By Peggy Drexler
Wednesday, August 6, 2003
The Pope and U.S. president aside, same-sex parents are gaining wider rights and acceptance. Along the way they are helping to make "parenting"--unbound by traditional sex-role connotations--the operative verb in childrearing.
Editor's Note: The following is a commentary. The opinions expressed are those of the author and not necessarily the views of Women's eNews.
(WOMENSENEWS)--President George W. Bush calls them sinners, Pope John Paul II is fulminating against them worldwide, and the Massachusetts high court is about to decide if they should be legally married in the United States.
Gay and lesbian couples embody changing ideas about sex and sex roles. They are challenging us all to reevaluate the terms of marriage. Along with single parents raising children, they are also transforming the nature of parenting--and showing how Americans have transcended the gender-based definitions of parenting. We aren't mother or father anymore; we're just parents.
For years now, we've been celebrating fathers who change diapers and mothers who bring home the bacon as well as cook it. But the Supreme Court's June 2003 landmark decision striking down sodomy laws validates gay relationships, including gay parenting, and shows how the terms "mother" and "father" are often archaic concepts.
Yes, the terms "mother" and "father" do still usually convey a biological distinction between who inseminates and who gives birth, but the rise of donor insemination and surrogate pregnancies open debate even on that.
Whether we acknowledge it willingly or not, the differing social roles the mother-father nouns once designated are rapidly converging. Certainly, there are still things that fathers undertake more than mothers, such as coaching the boys' soccer teams. Some things often seem to fall more to mothers, such as arranging child care. But each parent can, and does, tend to everything. Single parents have long blazed the way in performing the traditional roles of both mother and father; same-sex parents are pioneers on the same path. In today's America, no matter their gender, and no matter whether they are married or partnered or single, what people do is parent their children.

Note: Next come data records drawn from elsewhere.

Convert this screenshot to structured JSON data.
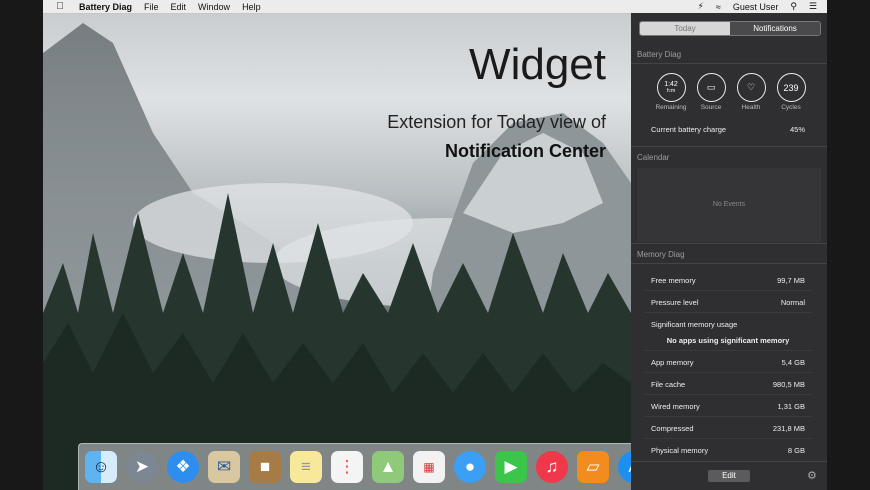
{
  "menubar": {
    "app_name": "Battery Diag",
    "menus": [
      "File",
      "Edit",
      "Window",
      "Help"
    ],
    "user": "Guest User"
  },
  "promo": {
    "headline": "Widget",
    "subline": "Extension for Today view of",
    "subline_bold": "Notification Center"
  },
  "notification_center": {
    "tabs": {
      "today": "Today",
      "notifications": "Notifications"
    },
    "battery": {
      "title": "Battery Diag",
      "gauges": [
        {
          "value": "1:42",
          "unit": "h:m",
          "label": "Remaining"
        },
        {
          "value": "",
          "label": "Source"
        },
        {
          "value": "",
          "label": "Health"
        },
        {
          "value": "239",
          "label": "Cycles"
        }
      ],
      "charge_label": "Current battery charge",
      "charge_value": "45%"
    },
    "calendar": {
      "title": "Calendar",
      "empty": "No Events"
    },
    "memory": {
      "title": "Memory Diag",
      "free_label": "Free memory",
      "free_value": "99,7 MB",
      "pressure_label": "Pressure level",
      "pressure_value": "Normal",
      "significant_label": "Significant memory usage",
      "significant_value": "No apps using significant memory",
      "app_label": "App memory",
      "app_value": "5,4 GB",
      "cache_label": "File cache",
      "cache_value": "980,5 MB",
      "wired_label": "Wired memory",
      "wired_value": "1,31 GB",
      "compressed_label": "Compressed",
      "compressed_value": "231,8 MB",
      "physical_label": "Physical memory",
      "physical_value": "8 GB"
    },
    "edit_label": "Edit"
  },
  "dock": {
    "icons": [
      "finder-icon",
      "launchpad-icon",
      "safari-icon",
      "mail-icon",
      "contacts-icon",
      "notes-icon",
      "reminders-icon",
      "maps-icon",
      "calendar-icon",
      "messages-icon",
      "facetime-icon",
      "itunes-icon",
      "ibooks-icon",
      "app-store-icon"
    ]
  }
}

To parent: It's a verb that barely existed a quarter of a century ago. By now, however, it is more useful than the verbs "to father" and "to mother," which were always of limited utility. "To father" refers to nothing more than the biological function of making a baby; it is the provenance of paternity suits. "Fathering" says nothing about the social role of being a male who is an active presence in his child's life, performing the once-traditional masculine task of introducing his child into the world beyond the home. "Mothering," on the other hand, bears little genetic import at all; it primarily refers to the social role of caregiver. In our transformed world where men nurture and women behave paternally, "motherhood" and "fatherhood" reveal nothing about who takes the kids to school or disciplines them, who earns the family income or stays at home, or who comforts children when they cry or who praises them for being brave.
The experiences of gay and lesbian families are providing a valuable instruction manual for parenting beyond gender. Films such as "Daddy and Papa," directed by Johnny Symons, and "He's Having a Baby," directed by Georg Hartmann, dramatize the dimensions of same-sex parenting. Books such as "Gay Dads: A Celebration of Fatherhood," edited by David Strah, and actor B. D. Wong's memoir of his newborn son's life-threatening illness, "Following Foo: (the electronic adventures of The Chestnut Man)," show the challenges and choices made by male couples heading families.
These contributions help us see how, for gays and lesbians, the words "mother" and "father" are barely even linguistic conveniences, much less terms that signify who does what in a family, or who's who. Big news stories, such as the proud gay parents of quadruplets in Kentucky and the lesbian parents suing the state of Massachusetts for the right to marry, show how the task of raising children is rapidly becoming work without ties to traditional sex roles.
By virtue of being same-sex parents, lesbian and gay couples are not shadowed by the traditional sex roles that still ghost heterosexual couples and that can harry single parents who can feel their families are deficient because both genders are not represented. When both parents are male, who acts as father? When they are both female, does one parent play daddy? As shown since 1996 in my own studies of two-woman households, homosexual parents have no choice but to roll their own roles--establishing their own responsibilities based on what suits their characters and temperaments, and what's best for their kids.
A gay man can grin and say ironically, "I'm a really good mother," which may mean that he performs the daily child care in his home, but his comment does not define him as a mom. Nor is a lesbian who coaches her son's hockey team a father. Both are just doing what parents do. And they are showing us all that we can raise children who believe a parent can do anything.
Peggy F. Drexler, Ph.D., is a research psychologist, writer and lecturer who is currently at work on a book tentatively entitled "Mothers Make Men."